Outro cidadão de Bannach foi baleado numa estrada perto
da cidade, deixado como morto, sua moto queimada, enquanto
seu companheiro conseguia fugir sob intenso tiroteio. Esse
cidadão, pai de família com três filhos
pequenos, ficará deficiente físico pelo resto
da vida. Ele não tinha qualquer relação
com conflitos de terra. A polícia nada fez para apurar
o caso.
Um contundente depoimento ouvido pela delegação
foi o do filho de José Pinheiro Lima (Dedé),
executado junto com a esposa e o filho caçula de 15
anos, numa demonstração da certeza da impunidade
dos assassinos de trabalhadores rurais. O jovem Ednaldo, que
trazia nas mãos um cartaz com fotos da família
morta, não tem dúvidas sobre quem matou seus
familiares. "O fazendeiro Joãozinho, que agora
passa por mim na rua e zomba da minha cara". Ednaldo
já recebeu chamada anônima para o telefone público
perto da casa dele com ameaça de morte. Ednaldo afirmou
que a morte de seu pai poderia ter sido evitada. "A Polícia
Federal avisou a Secretaria de Segurança Pública
do Pará quatro meses antes, e ela nada fez. Não
avisou a ninguém, nem a meu pai, nem ao movimento".
Salta aos olhos a desigualdade de tratamento: enquanto os
pistoleiros da Marca mesmo após inúmeras
solicitações de prefeitos, vereadores, deputados
e outras autoridades públicas não têm
seus crimes apurados e continuam a agir com impunidade; não
faltam dispendiosos recursos para proceder às violentas
diligências contra os trabalhadores que ocupam lotes
improdutivos.

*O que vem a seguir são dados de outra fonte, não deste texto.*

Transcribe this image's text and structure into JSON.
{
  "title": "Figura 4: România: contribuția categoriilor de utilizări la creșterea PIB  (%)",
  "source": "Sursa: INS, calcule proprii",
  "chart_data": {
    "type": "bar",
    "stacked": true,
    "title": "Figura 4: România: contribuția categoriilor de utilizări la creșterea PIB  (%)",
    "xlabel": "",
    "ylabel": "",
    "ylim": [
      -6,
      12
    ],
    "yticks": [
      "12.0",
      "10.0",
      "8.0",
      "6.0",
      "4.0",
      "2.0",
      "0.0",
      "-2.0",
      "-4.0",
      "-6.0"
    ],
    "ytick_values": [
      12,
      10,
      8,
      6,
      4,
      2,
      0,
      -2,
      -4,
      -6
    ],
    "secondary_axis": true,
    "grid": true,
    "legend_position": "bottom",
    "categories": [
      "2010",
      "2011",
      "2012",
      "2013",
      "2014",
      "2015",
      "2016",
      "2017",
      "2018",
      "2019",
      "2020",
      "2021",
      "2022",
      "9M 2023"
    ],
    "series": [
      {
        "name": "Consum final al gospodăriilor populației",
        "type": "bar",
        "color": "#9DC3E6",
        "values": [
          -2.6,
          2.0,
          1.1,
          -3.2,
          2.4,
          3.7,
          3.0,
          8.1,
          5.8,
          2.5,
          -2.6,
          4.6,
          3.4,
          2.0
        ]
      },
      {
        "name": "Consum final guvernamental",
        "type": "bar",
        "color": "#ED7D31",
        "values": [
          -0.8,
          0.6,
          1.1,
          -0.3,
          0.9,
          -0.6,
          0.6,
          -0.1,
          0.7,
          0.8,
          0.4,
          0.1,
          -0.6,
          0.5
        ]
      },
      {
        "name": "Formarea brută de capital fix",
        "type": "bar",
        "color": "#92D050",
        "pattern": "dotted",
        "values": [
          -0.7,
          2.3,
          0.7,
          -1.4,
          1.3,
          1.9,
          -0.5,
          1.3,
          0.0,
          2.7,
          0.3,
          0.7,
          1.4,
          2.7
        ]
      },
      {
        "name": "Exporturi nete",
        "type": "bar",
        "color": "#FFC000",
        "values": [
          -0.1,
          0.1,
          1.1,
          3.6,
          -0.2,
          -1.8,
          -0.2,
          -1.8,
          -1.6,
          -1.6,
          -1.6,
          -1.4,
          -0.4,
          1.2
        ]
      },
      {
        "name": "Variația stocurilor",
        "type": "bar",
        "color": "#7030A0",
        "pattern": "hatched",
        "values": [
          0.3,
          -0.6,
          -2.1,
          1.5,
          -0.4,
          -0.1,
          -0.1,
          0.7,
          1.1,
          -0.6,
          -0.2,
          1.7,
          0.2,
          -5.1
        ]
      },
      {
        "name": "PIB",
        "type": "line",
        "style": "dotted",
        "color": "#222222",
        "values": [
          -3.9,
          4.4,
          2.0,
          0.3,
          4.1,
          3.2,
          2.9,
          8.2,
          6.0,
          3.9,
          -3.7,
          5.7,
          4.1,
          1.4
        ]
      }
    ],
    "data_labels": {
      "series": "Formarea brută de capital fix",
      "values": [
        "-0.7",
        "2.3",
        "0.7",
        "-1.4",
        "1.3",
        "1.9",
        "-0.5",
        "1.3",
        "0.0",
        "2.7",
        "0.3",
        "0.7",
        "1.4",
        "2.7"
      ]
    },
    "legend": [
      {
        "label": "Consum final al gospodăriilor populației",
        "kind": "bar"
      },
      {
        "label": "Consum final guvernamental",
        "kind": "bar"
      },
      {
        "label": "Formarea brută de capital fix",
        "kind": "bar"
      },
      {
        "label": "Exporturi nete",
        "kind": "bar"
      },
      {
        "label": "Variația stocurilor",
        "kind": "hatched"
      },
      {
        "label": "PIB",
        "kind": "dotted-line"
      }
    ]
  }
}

Se há conivência, como os fatos
objetivos parecem corroborar cabe ao poder público
investigar, caso a caso. Lamentavelmente, isso não
tem sido feito, alimentando assim as generalizadas suspeitas
e o descrédito na instituição policial
e na Justiça.
"Marcados
para morrer"
O fenômeno das listas dos "marcados para morrer"
é uma das características mais cruéis
da violência na região Sul e Sudeste do Pará.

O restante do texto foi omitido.